Priority 4: Improve Data Quality

Activity 4a: Ensure data persistence

Tasks

  1. Identify and verify datasets within GBIF network without current owners

  2. Publish reference instances of these datasets within hosted IPTs

  3. Develop processes and mechanisms for adoption of orphaned datasets by suitable agencies or experts

2019 Progress

The exploration of necessary steps to achieve CoreTrustSeal data repository certification is starting in Q4 2019. This includes the data management services within GBIF.org, but also seeks to identify a set of trusted repositories for publishing datasets within the GBIF network.

Documentation for all stages in the GBIF data ingestion process to start Q3/Q4 2019, following deployment of the informatics infrastructure upgrade (pipelines project).

2019 Participant contributions
  • Biodiversity Heritage Library: Make progress on adding BHL Europe data to BHL. Minimal progress has been made. Developed a plan for a rapid ingest of BHL Europe materials.

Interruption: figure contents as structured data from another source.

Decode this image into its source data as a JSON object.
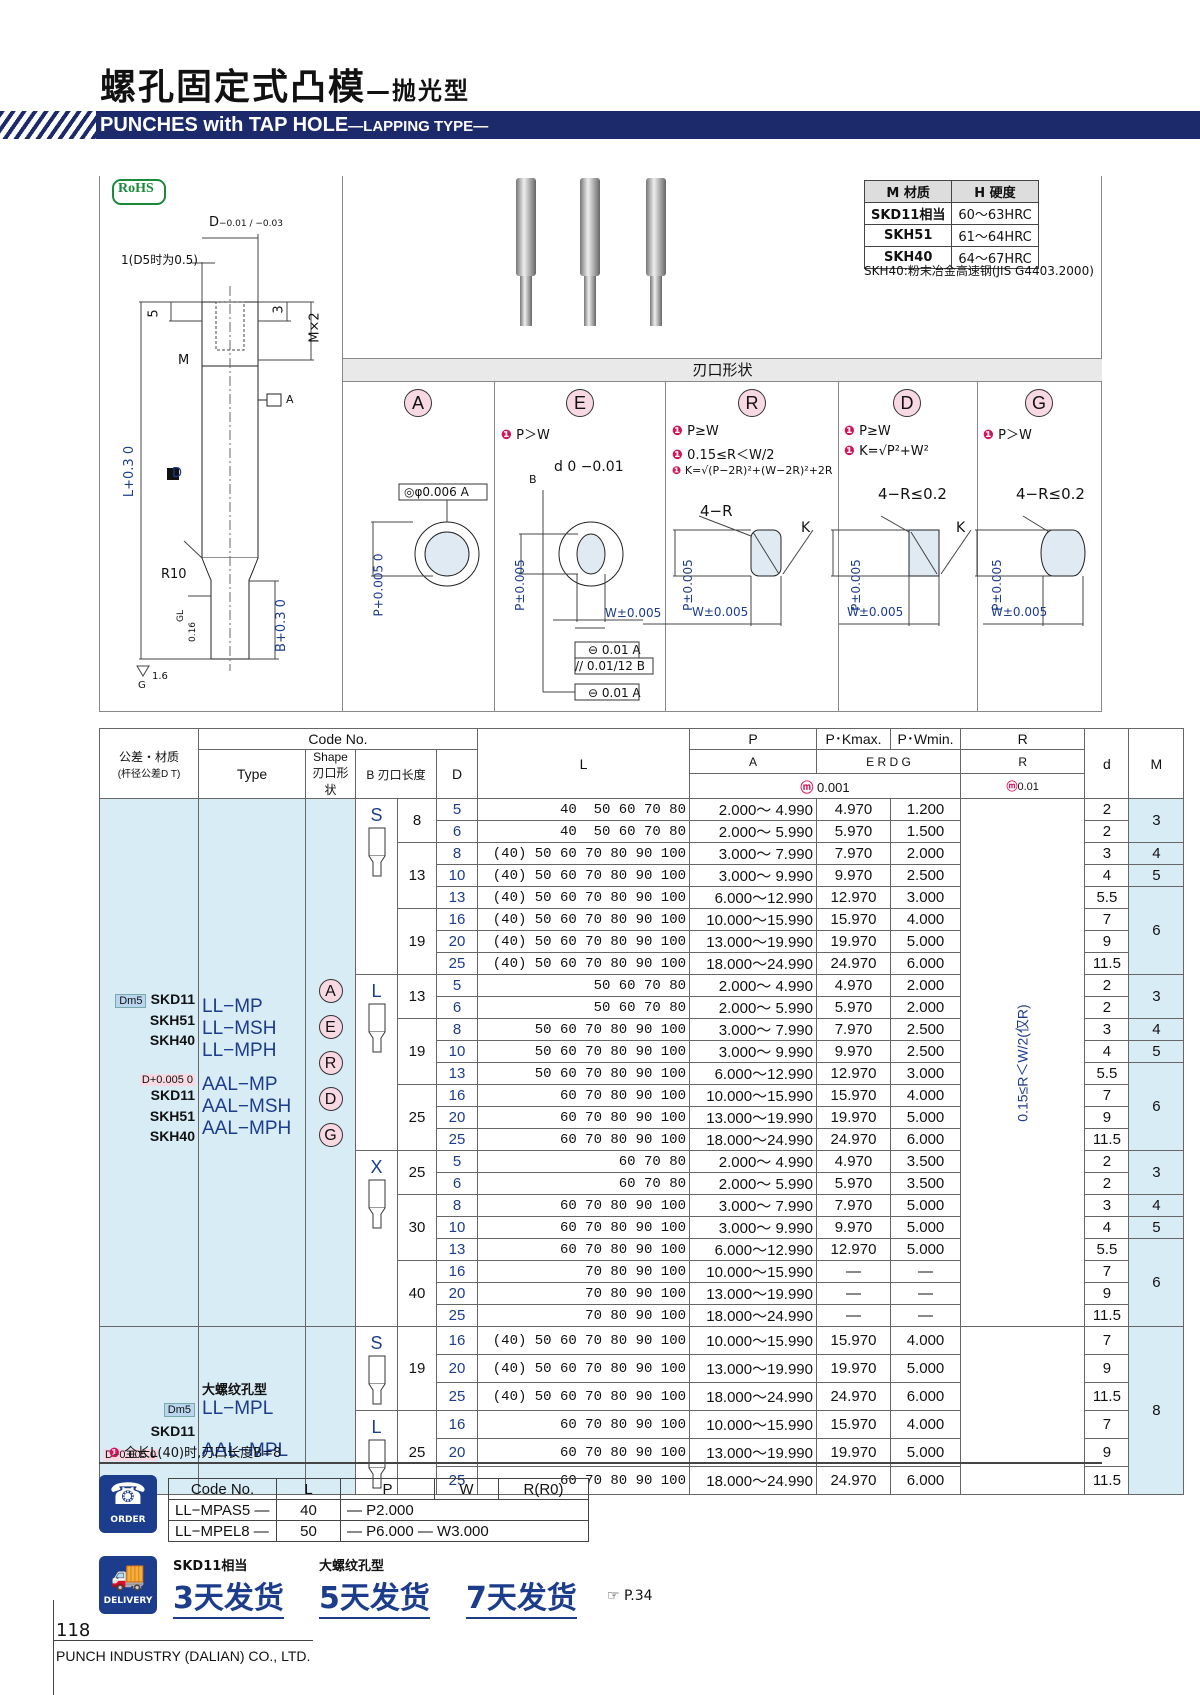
{
  "header": {
    "title_cn": "螺孔固定式凸模",
    "title_cn_sub": "—抛光型",
    "title_en": "PUNCHES with TAP HOLE",
    "title_en_sub": "—LAPPING TYPE—"
  },
  "drawing": {
    "rohs": "RoHS",
    "dim_top": "D",
    "dim_tol": "−0.01 / −0.03",
    "note_1": "1(D5时为0.5)",
    "d5": "5",
    "d3": "3",
    "mx2": "M×2",
    "m": "M",
    "a": "A",
    "d": "D",
    "l": "L+0.3 0",
    "r10": "R10",
    "b": "B+0.3 0",
    "gl": "GL",
    "v016": "0.16",
    "g": "G",
    "v16": "1.6"
  },
  "materials": {
    "col1": "M 材质",
    "col2": "H 硬度",
    "rows": [
      {
        "m": "SKD11相当",
        "h": "60～63HRC"
      },
      {
        "m": "SKH51",
        "h": "61～64HRC"
      },
      {
        "m": "SKH40",
        "h": "64～67HRC"
      }
    ],
    "note": "SKH40:粉末冶金高速钢(JIS G4403.2000)"
  },
  "shapes": {
    "header": "刃口形状",
    "items": [
      {
        "key": "A",
        "notes": []
      },
      {
        "key": "E",
        "notes": [
          "P＞W"
        ]
      },
      {
        "key": "R",
        "notes": [
          "P≥W",
          "0.15≤R＜W/2",
          "K=√(P−2R)²+(W−2R)²+2R"
        ]
      },
      {
        "key": "D",
        "notes": [
          "P≥W",
          "K=√P²+W²"
        ]
      },
      {
        "key": "G",
        "notes": [
          "P＞W"
        ]
      }
    ],
    "labels": {
      "phi": "φ0.006",
      "a_ref": "A",
      "p_tol": "P+0.005 0",
      "p_pm": "P±0.005",
      "w_pm": "W±0.005",
      "d_tol": "d 0 −0.01",
      "b_ref": "B",
      "four_r": "4−R",
      "four_r_le": "4−R≤0.2",
      "k": "K",
      "tol1": "0.01",
      "tol2": "0.01/12",
      "tol3": "0.01"
    }
  },
  "table": {
    "h_tol": "公差・材质",
    "h_tol2": "(杆径公差D T)",
    "h_code": "Code No.",
    "h_type": "Type",
    "h_shape": "Shape 刃口形状",
    "h_b": "B 刃口长度",
    "h_d": "D",
    "h_l": "L",
    "h_p": "P",
    "h_pk": "P･Kmax.",
    "h_pw": "P･Wmin.",
    "h_r": "R",
    "h_dd": "d",
    "h_m": "M",
    "h_pa": "A",
    "h_pkw": "E R D G",
    "h_rr": "R",
    "h_inc1": "0.001",
    "h_inc2": "0.01",
    "r_note": "0.15≤R＜W/2(仅R)",
    "grp1": {
      "mat1": [
        "SKD11",
        "SKH51",
        "SKH40"
      ],
      "type1": [
        "LL−MP",
        "LL−MSH",
        "LL−MPH"
      ],
      "tag1": "Dm5",
      "mat2": [
        "SKD11",
        "SKH51",
        "SKH40"
      ],
      "type2": [
        "AAL−MP",
        "AAL−MSH",
        "AAL−MPH"
      ],
      "tag2": "D+0.005 0",
      "shapes": [
        "A",
        "E",
        "R",
        "D",
        "G"
      ]
    },
    "grp2": {
      "label": "大螺纹孔型",
      "type1": "LL−MPL",
      "tag1": "Dm5",
      "mat": "SKD11",
      "tag2": "D+0.005 0",
      "type2": "AAL−MPL"
    },
    "rows": [
      {
        "s": "S",
        "b": "8",
        "d": "5",
        "l": "40  50 60 70 80",
        "p": "2.000～ 4.990",
        "k": "4.970",
        "w": "1.200",
        "dd": "2",
        "m": "3"
      },
      {
        "d": "6",
        "l": "40  50 60 70 80",
        "p": "2.000～ 5.990",
        "k": "5.970",
        "w": "1.500",
        "dd": "2"
      },
      {
        "b": "13",
        "d": "8",
        "l": "(40) 50 60 70 80 90 100",
        "p": "3.000～ 7.990",
        "k": "7.970",
        "w": "2.000",
        "dd": "3",
        "m": "4"
      },
      {
        "d": "10",
        "l": "(40) 50 60 70 80 90 100",
        "p": "3.000～ 9.990",
        "k": "9.970",
        "w": "2.500",
        "dd": "4",
        "m": "5"
      },
      {
        "d": "13",
        "l": "(40) 50 60 70 80 90 100",
        "p": "6.000～12.990",
        "k": "12.970",
        "w": "3.000",
        "dd": "5.5",
        "m": "6"
      },
      {
        "b": "19",
        "d": "16",
        "l": "(40) 50 60 70 80 90 100",
        "p": "10.000～15.990",
        "k": "15.970",
        "w": "4.000",
        "dd": "7"
      },
      {
        "d": "20",
        "l": "(40) 50 60 70 80 90 100",
        "p": "13.000～19.990",
        "k": "19.970",
        "w": "5.000",
        "dd": "9"
      },
      {
        "d": "25",
        "l": "(40) 50 60 70 80 90 100",
        "p": "18.000～24.990",
        "k": "24.970",
        "w": "6.000",
        "dd": "11.5"
      },
      {
        "s": "L",
        "b": "13",
        "d": "5",
        "l": "50 60 70 80",
        "p": "2.000～ 4.990",
        "k": "4.970",
        "w": "2.000",
        "dd": "2",
        "m": "3"
      },
      {
        "d": "6",
        "l": "50 60 70 80",
        "p": "2.000～ 5.990",
        "k": "5.970",
        "w": "2.000",
        "dd": "2"
      },
      {
        "b": "19",
        "d": "8",
        "l": "50 60 70 80 90 100",
        "p": "3.000～ 7.990",
        "k": "7.970",
        "w": "2.500",
        "dd": "3",
        "m": "4"
      },
      {
        "d": "10",
        "l": "50 60 70 80 90 100",
        "p": "3.000～ 9.990",
        "k": "9.970",
        "w": "2.500",
        "dd": "4",
        "m": "5"
      },
      {
        "d": "13",
        "l": "50 60 70 80 90 100",
        "p": "6.000～12.990",
        "k": "12.970",
        "w": "3.000",
        "dd": "5.5",
        "m": "6"
      },
      {
        "b": "25",
        "d": "16",
        "l": "60 70 80 90 100",
        "p": "10.000～15.990",
        "k": "15.970",
        "w": "4.000",
        "dd": "7"
      },
      {
        "d": "20",
        "l": "60 70 80 90 100",
        "p": "13.000～19.990",
        "k": "19.970",
        "w": "5.000",
        "dd": "9"
      },
      {
        "d": "25",
        "l": "60 70 80 90 100",
        "p": "18.000～24.990",
        "k": "24.970",
        "w": "6.000",
        "dd": "11.5"
      },
      {
        "s": "X",
        "b": "25",
        "d": "5",
        "l": "60 70 80",
        "p": "2.000～ 4.990",
        "k": "4.970",
        "w": "3.500",
        "dd": "2",
        "m": "3"
      },
      {
        "d": "6",
        "l": "60 70 80",
        "p": "2.000～ 5.990",
        "k": "5.970",
        "w": "3.500",
        "dd": "2"
      },
      {
        "b": "30",
        "d": "8",
        "l": "60 70 80 90 100",
        "p": "3.000～ 7.990",
        "k": "7.970",
        "w": "5.000",
        "dd": "3",
        "m": "4"
      },
      {
        "d": "10",
        "l": "60 70 80 90 100",
        "p": "3.000～ 9.990",
        "k": "9.970",
        "w": "5.000",
        "dd": "4",
        "m": "5"
      },
      {
        "d": "13",
        "l": "60 70 80 90 100",
        "p": "6.000～12.990",
        "k": "12.970",
        "w": "5.000",
        "dd": "5.5",
        "m": "6"
      },
      {
        "b": "40",
        "d": "16",
        "l": "70 80 90 100",
        "p": "10.000～15.990",
        "k": "—",
        "w": "—",
        "dd": "7"
      },
      {
        "d": "20",
        "l": "70 80 90 100",
        "p": "13.000～19.990",
        "k": "—",
        "w": "—",
        "dd": "9"
      },
      {
        "d": "25",
        "l": "70 80 90 100",
        "p": "18.000～24.990",
        "k": "—",
        "w": "—",
        "dd": "11.5"
      },
      {
        "s": "S",
        "b": "19",
        "d": "16",
        "l": "(40) 50 60 70 80 90 100",
        "p": "10.000～15.990",
        "k": "15.970",
        "w": "4.000",
        "dd": "7",
        "m": "8"
      },
      {
        "d": "20",
        "l": "(40) 50 60 70 80 90 100",
        "p": "13.000～19.990",
        "k": "19.970",
        "w": "5.000",
        "dd": "9"
      },
      {
        "d": "25",
        "l": "(40) 50 60 70 80 90 100",
        "p": "18.000～24.990",
        "k": "24.970",
        "w": "6.000",
        "dd": "11.5"
      },
      {
        "s": "L",
        "b": "25",
        "d": "16",
        "l": "60 70 80 90 100",
        "p": "10.000～15.990",
        "k": "15.970",
        "w": "4.000",
        "dd": "7"
      },
      {
        "d": "20",
        "l": "60 70 80 90 100",
        "p": "13.000～19.990",
        "k": "19.970",
        "w": "5.000",
        "dd": "9"
      },
      {
        "d": "25",
        "l": "60 70 80 90 100",
        "p": "18.000～24.990",
        "k": "24.970",
        "w": "6.000",
        "dd": "11.5"
      }
    ],
    "footnote": "全长L(40)时,刃口长度B=8"
  },
  "order": {
    "icon": "ORDER",
    "headers": [
      "Code No.",
      "L",
      "P",
      "W",
      "R(R0)"
    ],
    "rows": [
      [
        "LL−MPAS5 —",
        "40",
        "— P2.000",
        "",
        ""
      ],
      [
        "LL−MPEL8 —",
        "50",
        "— P6.000 — W3.000",
        "",
        ""
      ]
    ]
  },
  "delivery": {
    "icon": "DELIVERY",
    "label1": "SKD11相当",
    "label2": "大螺纹孔型",
    "d1": "3天发货",
    "d2": "5天发货",
    "d3": "7天发货",
    "ref": "☞ P.34"
  },
  "footer": {
    "page": "118",
    "company": "PUNCH INDUSTRY (DALIAN) CO., LTD."
  }
}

  • iDigBio: iDigBio partnered with the Society of Herbarium Curators to conduct a Strategic Planning for Herbaria short course. The goal was to produce a strategic plan for each represented herbarium, including vision, mission, stakeholders, strategies, goals, objectives, evaluation, and sustainability, among other things. iDigBio has been working with the community on alternative data storage solutions, such as CyVerse.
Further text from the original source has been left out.